El perdón, causa de alegría

El perdón, causa de alegría

Marzo 31, 2019 - 06:10 a.m. Por: Arquidiócesis de Cali

Por: monseñor Juan Carlos Cárdenas Toro, obispo auxiliar de Cali


Llegamos al IV Domingo de Cuaresma, tiempo, hoy marcado por la alegría. ¿Y alegría por qué? El Capítulo 15 del evangelio según san Lucas ofrece tres parábolas llamadas de la misericordia: la oveja perdida, la moneda perdida y el hijo perdido. La tercera parábola es la que ocupa el espacio principal en la liturgia de hoy. Este relato es conocido como ‘la parábola del hijo pródigo’. Pero el protagonismo no está en la persona perdida sino en el amor incondicional del padre, cuya bondad no cambia para con el hijo; sabe que en él hay una chispa que no se extingue y que en algún momento le hará retomar el camino perdido.

Este hijo sintió que era el momento de ‘emanciparse’ de su padre y tomar una vida al margen de él. No obstante, condujo irresponsablemente su vida hasta caer muy abajo. Allí, en la situación más crítica, aquella ‘chispa’ del recuerdo del amor de su padre le dio la lucidez para entender que algo debía cambiar y ese era un amor del cual necesitaría siempre. Y decidió volver. El amor le movió, pero también cuando regresó, el amor le sorprendió. El reencuentro con el padre no fue de recriminaciones sino de una tierna acogida que le restableció la dignidad perdida. Esa vida antes oscura vuelve a ser luminosa. Esa vida recupera la alegría.

Allí está reflejado el camino que todos estamos llamados a recorrer. El del hijo: tomar conciencia de cuán lejos estamos de Dios y Su Amor; volver a Él seguros de que en lugar de juez encontraremos al Padre tierno que nos dará su abrazo de perdón, regresándonos a la alegría de una vida liberada de resentimientos, heridas y frustraciones. Pero también hemos de recorrer el camino del Padre. Pedir perdón a Dios puede ser difícil, pero parece que nos cuesta más perdonar. En el padre está figurada la vocación del perdón; a ello estamos llamados; debemos perdonar como Él nos perdona. En el padre descubrimos que estar abiertos a perdonar es causa de paz profunda y alegría incondicional. El padre no esperó a que el hijo le explicara los motivos de su alejamiento. En su corazón ya había ‘dado vuelta a la página’.
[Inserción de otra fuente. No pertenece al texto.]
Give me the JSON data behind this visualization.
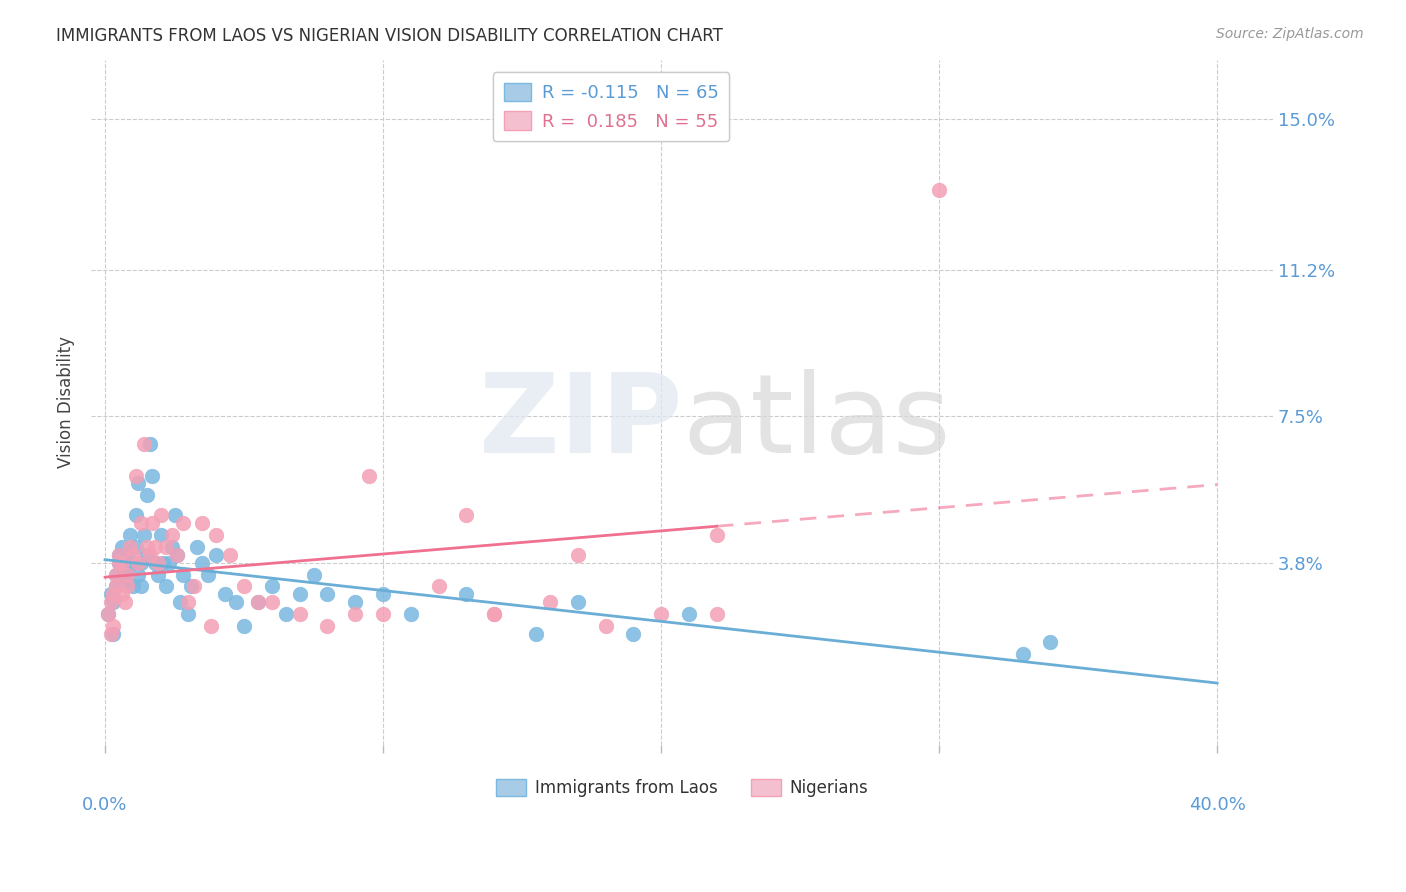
{
  "title": "IMMIGRANTS FROM LAOS VS NIGERIAN VISION DISABILITY CORRELATION CHART",
  "source": "Source: ZipAtlas.com",
  "ylabel": "Vision Disability",
  "ytick_labels": [
    "3.8%",
    "7.5%",
    "11.2%",
    "15.0%"
  ],
  "ytick_values": [
    0.038,
    0.075,
    0.112,
    0.15
  ],
  "xlim": [
    -0.005,
    0.42
  ],
  "ylim": [
    -0.008,
    0.165
  ],
  "laos_color": "#7ab8e0",
  "nigerian_color": "#f4a0b5",
  "laos_line_color": "#6aaed6",
  "nigerian_line_color": "#f07090",
  "laos_x": [
    0.001,
    0.002,
    0.003,
    0.003,
    0.004,
    0.004,
    0.005,
    0.005,
    0.006,
    0.006,
    0.007,
    0.007,
    0.007,
    0.008,
    0.008,
    0.009,
    0.01,
    0.01,
    0.011,
    0.011,
    0.012,
    0.012,
    0.013,
    0.013,
    0.014,
    0.015,
    0.015,
    0.016,
    0.017,
    0.018,
    0.019,
    0.02,
    0.021,
    0.022,
    0.023,
    0.024,
    0.025,
    0.026,
    0.027,
    0.028,
    0.03,
    0.031,
    0.033,
    0.035,
    0.037,
    0.04,
    0.043,
    0.047,
    0.05,
    0.055,
    0.06,
    0.065,
    0.07,
    0.075,
    0.08,
    0.09,
    0.1,
    0.11,
    0.13,
    0.155,
    0.17,
    0.19,
    0.21,
    0.33,
    0.34
  ],
  "laos_y": [
    0.025,
    0.03,
    0.02,
    0.028,
    0.032,
    0.035,
    0.038,
    0.04,
    0.042,
    0.038,
    0.036,
    0.035,
    0.033,
    0.04,
    0.038,
    0.045,
    0.038,
    0.032,
    0.05,
    0.042,
    0.058,
    0.035,
    0.038,
    0.032,
    0.045,
    0.055,
    0.04,
    0.068,
    0.06,
    0.038,
    0.035,
    0.045,
    0.038,
    0.032,
    0.038,
    0.042,
    0.05,
    0.04,
    0.028,
    0.035,
    0.025,
    0.032,
    0.042,
    0.038,
    0.035,
    0.04,
    0.03,
    0.028,
    0.022,
    0.028,
    0.032,
    0.025,
    0.03,
    0.035,
    0.03,
    0.028,
    0.03,
    0.025,
    0.03,
    0.02,
    0.028,
    0.02,
    0.025,
    0.015,
    0.018
  ],
  "nigerian_x": [
    0.001,
    0.002,
    0.002,
    0.003,
    0.003,
    0.004,
    0.004,
    0.005,
    0.005,
    0.006,
    0.006,
    0.007,
    0.008,
    0.008,
    0.009,
    0.01,
    0.011,
    0.012,
    0.013,
    0.014,
    0.015,
    0.016,
    0.017,
    0.018,
    0.019,
    0.02,
    0.022,
    0.024,
    0.026,
    0.028,
    0.03,
    0.032,
    0.035,
    0.038,
    0.04,
    0.045,
    0.05,
    0.055,
    0.06,
    0.07,
    0.08,
    0.09,
    0.1,
    0.12,
    0.14,
    0.16,
    0.18,
    0.2,
    0.22,
    0.13,
    0.17,
    0.22,
    0.095,
    0.14,
    0.3
  ],
  "nigerian_y": [
    0.025,
    0.02,
    0.028,
    0.03,
    0.022,
    0.032,
    0.035,
    0.04,
    0.038,
    0.03,
    0.038,
    0.028,
    0.032,
    0.035,
    0.042,
    0.04,
    0.06,
    0.038,
    0.048,
    0.068,
    0.042,
    0.04,
    0.048,
    0.042,
    0.038,
    0.05,
    0.042,
    0.045,
    0.04,
    0.048,
    0.028,
    0.032,
    0.048,
    0.022,
    0.045,
    0.04,
    0.032,
    0.028,
    0.028,
    0.025,
    0.022,
    0.025,
    0.025,
    0.032,
    0.025,
    0.028,
    0.022,
    0.025,
    0.025,
    0.05,
    0.04,
    0.045,
    0.06,
    0.025,
    0.132
  ]
}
Cuánto dolor llevan muchos…, ¡por años! Solo porque prefieren vivir prisioneros del odio y los resentimientos, sin darse cuenta que se ‘autodestruyen’. Surge así la imagen del ‘otro hijo’, del mayor, que no quiso unirse a la fiesta del perdón y prefirió rumiar la amargura de sus resentimientos. No sólo se destruye a sí mismo quien odia; desata una cadena de actitudes tóxicas que contaminan: familia, trabajo, amigos e incluso la sociedad entera.

Tal vez sea necesario purificarnos de los mitos hacia el perdón. Este no es un acto emocional, sino racional y libre. Se trata de una decisión. Tampoco se trata de una ‘transacción’ (doy algo para recibir otra cosa a cambio); el perdón no depende de los méritos del ofensor. El perdón se da unilateralmente, como un acto de liberación. Me libero, doy vuelta a la página y lo demás lo dejo en manos de Dios y, si es el caso, también de la justicia. Finalmente, el perdón no está necesariamente atado al olvido.
Es inevitable recordar acontecimientos que nos han producido dolor. Pero cuando se perdona, Dios da la gracia de purificar la memoria y convivir en paz con aquellos recuerdos, aprovechándolos del modo más positivo posible, de manera que nos impulsen a ser alguien mejor y a convertirnos en protagonistas de un mundo mejor. No nos privemos de vivir la alegría que da el perdón.